Questa città è bellissima! Ieri sera uscendo dalla stazione ho rivisto la nostra fontana…ti ricordi? Ora l’hanno restaurata e è ancora più magica, specialmente di notte con le luci dal basso. Te la mando con un abbraccio per te. Avrò molto da lavorare ma cercherò di tornare al Museo che ti piaceva tanto…. quel giorno che sembravi una bambina in gita! Mi manchi e spero di rivederti

S.

Storie a ritroso – Cartolina e soliloquio: Vanna

Soliloquio con cartolina

“Ah, ecco la fontana, qui, vicina alla stazione! Quanto tempo e` passato dall’ultima volta in questa citta`, anni e adesso un’occasione improvvisa: questo servizio fotografico, piovuto dal cielo, mi riporta in questo luogo magico che mi ha lasciato una ferita ancora aperta, dopo tanti anni… L’ho conosciuta qui Marzia, quell’infame!
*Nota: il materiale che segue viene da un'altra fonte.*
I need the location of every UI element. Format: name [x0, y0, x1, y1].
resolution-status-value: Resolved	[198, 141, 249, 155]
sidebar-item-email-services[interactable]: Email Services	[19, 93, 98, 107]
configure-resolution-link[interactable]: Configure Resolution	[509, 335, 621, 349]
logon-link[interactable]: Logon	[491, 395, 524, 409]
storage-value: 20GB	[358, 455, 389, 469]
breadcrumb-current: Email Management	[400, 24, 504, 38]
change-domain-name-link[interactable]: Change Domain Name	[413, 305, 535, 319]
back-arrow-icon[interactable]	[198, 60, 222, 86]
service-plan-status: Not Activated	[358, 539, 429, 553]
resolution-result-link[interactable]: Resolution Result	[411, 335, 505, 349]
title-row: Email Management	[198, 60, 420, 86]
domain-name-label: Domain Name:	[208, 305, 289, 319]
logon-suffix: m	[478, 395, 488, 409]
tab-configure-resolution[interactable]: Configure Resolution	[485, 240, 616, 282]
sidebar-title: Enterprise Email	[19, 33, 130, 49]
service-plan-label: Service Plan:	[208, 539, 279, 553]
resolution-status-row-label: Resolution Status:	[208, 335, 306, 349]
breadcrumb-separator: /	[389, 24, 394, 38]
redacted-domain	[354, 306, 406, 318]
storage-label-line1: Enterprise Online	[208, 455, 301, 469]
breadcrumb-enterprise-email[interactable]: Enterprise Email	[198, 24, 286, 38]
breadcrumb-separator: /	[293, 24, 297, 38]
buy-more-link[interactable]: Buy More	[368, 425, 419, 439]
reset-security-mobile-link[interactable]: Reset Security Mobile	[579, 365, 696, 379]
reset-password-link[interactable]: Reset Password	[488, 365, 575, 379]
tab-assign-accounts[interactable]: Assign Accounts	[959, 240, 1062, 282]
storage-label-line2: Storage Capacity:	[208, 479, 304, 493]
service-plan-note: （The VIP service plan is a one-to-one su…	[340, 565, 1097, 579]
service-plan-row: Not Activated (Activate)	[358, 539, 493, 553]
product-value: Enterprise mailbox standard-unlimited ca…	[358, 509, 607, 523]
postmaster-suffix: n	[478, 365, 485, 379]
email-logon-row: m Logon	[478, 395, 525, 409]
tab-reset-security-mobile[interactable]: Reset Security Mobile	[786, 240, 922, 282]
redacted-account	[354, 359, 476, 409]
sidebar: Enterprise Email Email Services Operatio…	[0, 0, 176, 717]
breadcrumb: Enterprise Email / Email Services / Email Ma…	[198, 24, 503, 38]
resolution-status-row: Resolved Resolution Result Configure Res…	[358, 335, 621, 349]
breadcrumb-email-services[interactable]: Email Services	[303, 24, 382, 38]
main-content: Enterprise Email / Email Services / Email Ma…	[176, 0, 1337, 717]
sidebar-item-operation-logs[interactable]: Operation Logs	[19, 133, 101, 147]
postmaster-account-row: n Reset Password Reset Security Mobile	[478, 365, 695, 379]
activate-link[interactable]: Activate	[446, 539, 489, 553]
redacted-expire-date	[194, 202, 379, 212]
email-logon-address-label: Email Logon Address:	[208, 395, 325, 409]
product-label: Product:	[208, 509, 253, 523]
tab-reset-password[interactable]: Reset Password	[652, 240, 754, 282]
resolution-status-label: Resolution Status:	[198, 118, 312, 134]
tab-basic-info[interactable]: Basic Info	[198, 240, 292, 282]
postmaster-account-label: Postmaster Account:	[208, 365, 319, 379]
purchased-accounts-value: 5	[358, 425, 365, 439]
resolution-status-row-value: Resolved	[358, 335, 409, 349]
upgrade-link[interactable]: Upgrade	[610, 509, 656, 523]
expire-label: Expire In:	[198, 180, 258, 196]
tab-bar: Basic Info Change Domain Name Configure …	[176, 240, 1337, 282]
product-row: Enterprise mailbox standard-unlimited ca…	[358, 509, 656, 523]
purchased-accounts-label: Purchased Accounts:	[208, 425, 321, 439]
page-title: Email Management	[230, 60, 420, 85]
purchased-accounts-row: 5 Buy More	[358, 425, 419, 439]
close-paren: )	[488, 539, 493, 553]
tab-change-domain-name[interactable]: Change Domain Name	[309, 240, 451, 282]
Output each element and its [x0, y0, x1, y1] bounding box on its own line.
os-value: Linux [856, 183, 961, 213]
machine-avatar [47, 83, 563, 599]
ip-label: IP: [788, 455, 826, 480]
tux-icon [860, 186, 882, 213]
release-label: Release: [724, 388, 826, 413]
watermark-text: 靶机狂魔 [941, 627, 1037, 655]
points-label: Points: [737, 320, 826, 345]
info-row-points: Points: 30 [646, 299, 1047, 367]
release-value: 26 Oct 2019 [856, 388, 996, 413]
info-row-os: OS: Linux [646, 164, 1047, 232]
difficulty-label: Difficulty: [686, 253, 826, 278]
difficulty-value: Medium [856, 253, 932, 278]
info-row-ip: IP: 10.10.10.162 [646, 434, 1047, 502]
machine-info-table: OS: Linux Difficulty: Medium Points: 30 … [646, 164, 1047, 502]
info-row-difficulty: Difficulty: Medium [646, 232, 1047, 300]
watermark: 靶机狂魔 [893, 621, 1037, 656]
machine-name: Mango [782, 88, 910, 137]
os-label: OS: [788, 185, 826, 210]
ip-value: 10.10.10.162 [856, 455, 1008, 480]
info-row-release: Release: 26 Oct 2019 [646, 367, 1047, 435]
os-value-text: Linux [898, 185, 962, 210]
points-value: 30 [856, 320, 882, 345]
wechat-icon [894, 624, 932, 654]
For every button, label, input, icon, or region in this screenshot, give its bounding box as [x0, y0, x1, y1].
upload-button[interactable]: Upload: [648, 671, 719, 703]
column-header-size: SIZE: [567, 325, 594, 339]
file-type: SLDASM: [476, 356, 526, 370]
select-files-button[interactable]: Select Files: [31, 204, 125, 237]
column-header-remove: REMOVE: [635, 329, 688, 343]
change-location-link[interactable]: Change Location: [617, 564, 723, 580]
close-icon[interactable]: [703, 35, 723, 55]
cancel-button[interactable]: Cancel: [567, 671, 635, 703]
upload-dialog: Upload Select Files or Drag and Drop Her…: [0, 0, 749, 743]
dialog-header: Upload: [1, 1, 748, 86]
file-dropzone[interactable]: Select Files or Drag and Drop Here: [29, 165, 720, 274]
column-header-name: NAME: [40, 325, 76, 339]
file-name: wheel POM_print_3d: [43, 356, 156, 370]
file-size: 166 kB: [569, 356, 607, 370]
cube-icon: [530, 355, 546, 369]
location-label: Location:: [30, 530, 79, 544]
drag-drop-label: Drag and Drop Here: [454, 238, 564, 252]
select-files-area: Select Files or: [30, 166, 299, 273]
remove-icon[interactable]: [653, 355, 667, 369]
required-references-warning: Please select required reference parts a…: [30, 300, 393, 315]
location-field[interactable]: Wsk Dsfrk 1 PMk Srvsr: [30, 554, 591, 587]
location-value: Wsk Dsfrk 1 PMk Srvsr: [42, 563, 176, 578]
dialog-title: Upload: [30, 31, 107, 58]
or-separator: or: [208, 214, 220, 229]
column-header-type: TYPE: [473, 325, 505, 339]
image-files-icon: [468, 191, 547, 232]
Non sono mai stato trattato cosi` da una donna. Quel visetto infantile mi inganno`, ci cascai come un imbecille, una storia finita male, del resto gli amori a distanza, si sa, non possono durare a lungo, ma con lei mi ero illuso… chissa`, se non avessi scoperto chi era, forse l’avrei sposata, quella bugiarda… Anni di sotterfugi, falsita`; certo io a Milano, lei a Napoli, come avrei potuto controllare, sapere fino in fondo che persona era… Poi, il diavolo fa le pentole ma non i coperchi, cosicche`, prima o poi, la verita` viene fuori! Vorrei che mi vedesse, qui alla fontana dove ci siamo baciati per la prima volta, mi vedesse cosi` come sono oggi, sempre un bell’uomo, almeno lo dicono le mie donne! Eh si, perche` da quella delusione, col cavolo che mi sono riinnamorato, ho imparato la vita orma i: due meglio di una, tre meglio di due… Ma questa fontana e` un po` cambiata, e` stata restaurata, decisamente piu` bella illuminata, anche se gia` allora mi pareva stupenda. Vorrei che Marzia mi vedesse proprio qui, magari in compagnia di una fata stratosferica… del resto potrebbe anche essere vero, mi sarebbe stato facile invitare Svetlana a trascorrere questo weekend con me, sarebbe corsa, tanto le piaccio! Ma voglio fare una cosa, mi voglio togliere questa soddisfazione, tanto so dove abita adesso Marzia, Gennarino me l’ha riferito. Quasi quasi una bella cartolina di questo artistico profluvio con due firme, la mia e quella di Svetlana. Gia` questo nome, la fara` rimanere di stucco… ah ecco, gia` trovata la cartolina giusta, mi appoggio un attimo al bancone e gliele canto come merita, la vendetta, cara  mia e`un piatto che si serve freddo! Ok: “Ciao Marzia, questa citta` e` bellissima, uscendo dalla stazione ho rivisto la nostra fontana… ti ricordi? Ora l’hanno restaurata ed e` ancora piu`   magica, specialmente di notte con le luci dal basso. Te la mando con un abbraccio per te. Avro` molto da lavorare, ma cerchero` di tornare al Museo che ti piaceva tanto… quel giorno che sembravi una bambina in gita, mi manchi e spero di rivederti, tuo per sempre   Saturnino.